Identity in a hybrid world

Profile picture for user pwainewright By Phil Wainewright July 8, 2013
Summary:
Increasing use of cloud applications alongside existing apps makes for multiple logins and management headaches. Okta and other cloud access management vendors think they have the solution.

Password
Most enterprises nowadays run on a hybrid IT infrastructure, partly in the cloud, partly on-premise. Line-of-business managers across sales and marketing, operations and HR have brought in cloud applications to solve specific business challenges that wouldn't wait. Meanwhile the IT department is still running the core business systems in the traditional way.

The problems come when users start noticing they have to log in to each cloud application separately from the core enterprise systems. Or the IT department realizes how much time and effort it's spending clearing up when people leave the company or move between departments. Those problems had been solved within the existing IT infrastructure, but the existing solutions aren't easy to extend into the cloud.

The reappearance of such identity management problems has created opportunities for cloud-focused companies such as Ping Identity, OneLogin and Okta. They have stepped in with systems that let people access all their applications with a single login that's managed from the cloud.

"We usually see a company that has a VPN and a bunch of stuff behind the firewall," Okta's CEO Todd McKinnon explained to me when I met with him in the company's San Francisco headquarters a couple of months ago. "They couldn't put the cloud apps behind the VPN, so they adopted Okta. We've really grown because we can connect to everything now."

Microsoft cloud

Even Microsoft is getting in on the act, announcing yesterday a preview of a new Windows Azure capability that offers single sign-on to cloud applications. The gallery of forty pre-integrated apps ranging from Dropbox and Gmail to Salesforce.com and Microsoft's own Office 365 looks remarkably similar to offerings from the likes of Okta and OneLogin.

Circumventing the difficulties of linking cloud applications into Microsoft's Active Directory has certainly proven a rich furrow for Okta to plow. McKinnon is especially scathing about a Microsoft utility known as Active Directory Federation Services (ADFS), which has allowed customers to plumb cloud applications into their existing Active Directory setup using web services protocols.

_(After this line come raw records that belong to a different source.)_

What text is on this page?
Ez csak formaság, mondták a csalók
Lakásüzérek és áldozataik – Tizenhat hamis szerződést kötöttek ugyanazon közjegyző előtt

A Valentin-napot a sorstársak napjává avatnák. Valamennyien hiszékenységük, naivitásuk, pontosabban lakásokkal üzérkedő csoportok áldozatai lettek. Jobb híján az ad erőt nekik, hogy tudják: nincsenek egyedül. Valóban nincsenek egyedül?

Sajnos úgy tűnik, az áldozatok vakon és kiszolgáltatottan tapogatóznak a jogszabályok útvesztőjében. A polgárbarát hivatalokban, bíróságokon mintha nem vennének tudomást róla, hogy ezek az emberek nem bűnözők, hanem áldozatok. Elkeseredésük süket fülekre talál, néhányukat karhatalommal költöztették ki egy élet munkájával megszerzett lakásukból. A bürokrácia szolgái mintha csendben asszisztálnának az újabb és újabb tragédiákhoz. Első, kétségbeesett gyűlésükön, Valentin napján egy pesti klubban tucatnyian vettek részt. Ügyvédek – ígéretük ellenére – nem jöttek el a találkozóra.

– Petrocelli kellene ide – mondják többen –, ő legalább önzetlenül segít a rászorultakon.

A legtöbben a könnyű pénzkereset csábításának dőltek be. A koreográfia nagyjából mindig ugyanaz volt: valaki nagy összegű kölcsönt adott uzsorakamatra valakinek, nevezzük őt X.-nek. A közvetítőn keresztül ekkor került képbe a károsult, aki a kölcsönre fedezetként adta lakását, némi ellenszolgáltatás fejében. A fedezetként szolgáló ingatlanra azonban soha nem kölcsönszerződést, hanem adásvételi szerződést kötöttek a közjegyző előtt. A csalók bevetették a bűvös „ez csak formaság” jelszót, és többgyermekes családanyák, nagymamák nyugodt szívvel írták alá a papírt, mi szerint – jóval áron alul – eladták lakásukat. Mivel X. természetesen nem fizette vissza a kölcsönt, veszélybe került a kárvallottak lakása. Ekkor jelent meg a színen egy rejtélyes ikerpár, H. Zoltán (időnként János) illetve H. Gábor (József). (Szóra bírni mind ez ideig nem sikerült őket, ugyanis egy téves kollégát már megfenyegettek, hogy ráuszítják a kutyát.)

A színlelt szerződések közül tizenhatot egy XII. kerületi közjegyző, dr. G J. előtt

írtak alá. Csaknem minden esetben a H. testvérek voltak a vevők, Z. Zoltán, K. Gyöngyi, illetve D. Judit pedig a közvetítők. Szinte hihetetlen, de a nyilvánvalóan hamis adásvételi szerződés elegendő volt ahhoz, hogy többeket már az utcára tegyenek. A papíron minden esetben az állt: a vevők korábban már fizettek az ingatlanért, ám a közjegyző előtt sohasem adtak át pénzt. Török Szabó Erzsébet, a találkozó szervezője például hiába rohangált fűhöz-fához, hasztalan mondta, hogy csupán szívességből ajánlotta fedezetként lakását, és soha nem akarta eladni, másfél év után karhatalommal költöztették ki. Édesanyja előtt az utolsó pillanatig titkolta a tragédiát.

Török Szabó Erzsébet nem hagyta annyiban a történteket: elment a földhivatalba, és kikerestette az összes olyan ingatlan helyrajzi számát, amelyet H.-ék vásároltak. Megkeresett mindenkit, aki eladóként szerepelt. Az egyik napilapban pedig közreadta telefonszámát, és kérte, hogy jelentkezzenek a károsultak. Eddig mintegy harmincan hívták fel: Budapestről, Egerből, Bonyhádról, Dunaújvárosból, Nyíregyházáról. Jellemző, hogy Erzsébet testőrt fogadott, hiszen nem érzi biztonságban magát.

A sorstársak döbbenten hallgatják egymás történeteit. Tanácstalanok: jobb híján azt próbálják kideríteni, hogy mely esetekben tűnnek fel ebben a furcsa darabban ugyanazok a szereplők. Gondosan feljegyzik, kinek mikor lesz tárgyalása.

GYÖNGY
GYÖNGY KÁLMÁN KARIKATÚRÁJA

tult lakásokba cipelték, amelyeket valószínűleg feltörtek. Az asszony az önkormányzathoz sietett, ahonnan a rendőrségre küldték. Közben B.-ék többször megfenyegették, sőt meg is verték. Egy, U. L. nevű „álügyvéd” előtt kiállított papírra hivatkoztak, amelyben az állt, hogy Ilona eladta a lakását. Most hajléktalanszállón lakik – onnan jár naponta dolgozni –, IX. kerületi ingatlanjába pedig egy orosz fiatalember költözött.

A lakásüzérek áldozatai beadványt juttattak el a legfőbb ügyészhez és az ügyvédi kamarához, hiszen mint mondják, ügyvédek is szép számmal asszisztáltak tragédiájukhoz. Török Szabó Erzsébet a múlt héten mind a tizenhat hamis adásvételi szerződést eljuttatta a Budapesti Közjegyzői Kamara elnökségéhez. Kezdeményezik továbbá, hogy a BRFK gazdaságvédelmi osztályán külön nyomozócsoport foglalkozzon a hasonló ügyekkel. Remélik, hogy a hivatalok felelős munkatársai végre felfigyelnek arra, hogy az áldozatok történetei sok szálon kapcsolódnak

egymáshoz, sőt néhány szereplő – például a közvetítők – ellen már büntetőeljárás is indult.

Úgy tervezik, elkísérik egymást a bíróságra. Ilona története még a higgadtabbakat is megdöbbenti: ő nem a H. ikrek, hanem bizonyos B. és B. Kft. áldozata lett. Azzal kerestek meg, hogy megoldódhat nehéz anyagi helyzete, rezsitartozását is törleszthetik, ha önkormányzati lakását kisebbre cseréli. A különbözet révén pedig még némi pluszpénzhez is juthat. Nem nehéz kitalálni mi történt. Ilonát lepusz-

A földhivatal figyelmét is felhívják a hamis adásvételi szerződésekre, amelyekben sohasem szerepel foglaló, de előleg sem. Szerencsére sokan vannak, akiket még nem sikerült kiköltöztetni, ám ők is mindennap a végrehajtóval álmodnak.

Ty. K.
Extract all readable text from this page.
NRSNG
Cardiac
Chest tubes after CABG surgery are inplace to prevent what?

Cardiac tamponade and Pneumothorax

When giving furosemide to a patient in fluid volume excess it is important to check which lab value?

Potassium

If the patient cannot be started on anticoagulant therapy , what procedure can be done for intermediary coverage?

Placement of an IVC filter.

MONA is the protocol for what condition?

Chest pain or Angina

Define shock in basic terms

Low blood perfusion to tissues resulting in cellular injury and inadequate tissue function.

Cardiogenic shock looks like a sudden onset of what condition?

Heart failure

"Microsoft puts out this ADFS, so the customers are like, 'Cool, this is going to be easy'. But you have to have multiple different Microsoft servers that have to be set up with your VPN and it's really hard to do," he told me.

"Their move to the cloud is confusing people and we're benefitting from it."

Identity shift

The main reason startups like Okta have been able to make headway against more established vendors such as Microsoft and Oracle is that the cloud has brought a shift in the nature of identity management. People's roles are changing more rapidly and they're participating in a more diverse set of activities, while using a larger number of interchangeable devices. Identities have to work across enterprise boundaries, too — Okta's most recent new feature is designed to help enterprises manage the identities of their partners and customers.

These changes in the way people are working have led to a need for a more fluid system of access management. As McKinnon explained to me:

"Computing is becoming more people centric. You want IT to be people centric, you don't want it to be technology centric. You want to be thinking about how can we get the right information to the right people to make them effective. Access management — what sits between people and information — is a critical piece of the utility."

Enterprise transition

Okta is growing fast, with 300 enterprise customers as of May, including well-known names such as Clorox and Western Union in the US and Gatwick Airport in the UK. The company's headcount has soared from 50 to 160 employees in the past year and will pass 200 by early next year, McKinnon said.

Several customers see Okta as an overlay that allows them to better manage a hybrid infrastructure. Its ability to act as the initial access point for both on-premise and cloud applications also makes it easier to swap out certain parts of the infrastructure as time goes on, for example replacing ageing on-premise applications as they transition to cloud alternatives.

"What we're building is a system of record for who can go where," McKinnon told me. "We'll be done when every app, every device, every user can connect via Okta."

Fine words indeed but the mission statement is equally applicable to several of Okta's competitors. It's still early days in the evolution of this category of software service and for the moment all of the players have plenty of room to grow. Time will tell which of them can best serve the needs of enterprises as they attempt to marry the on-premise and cloud worlds.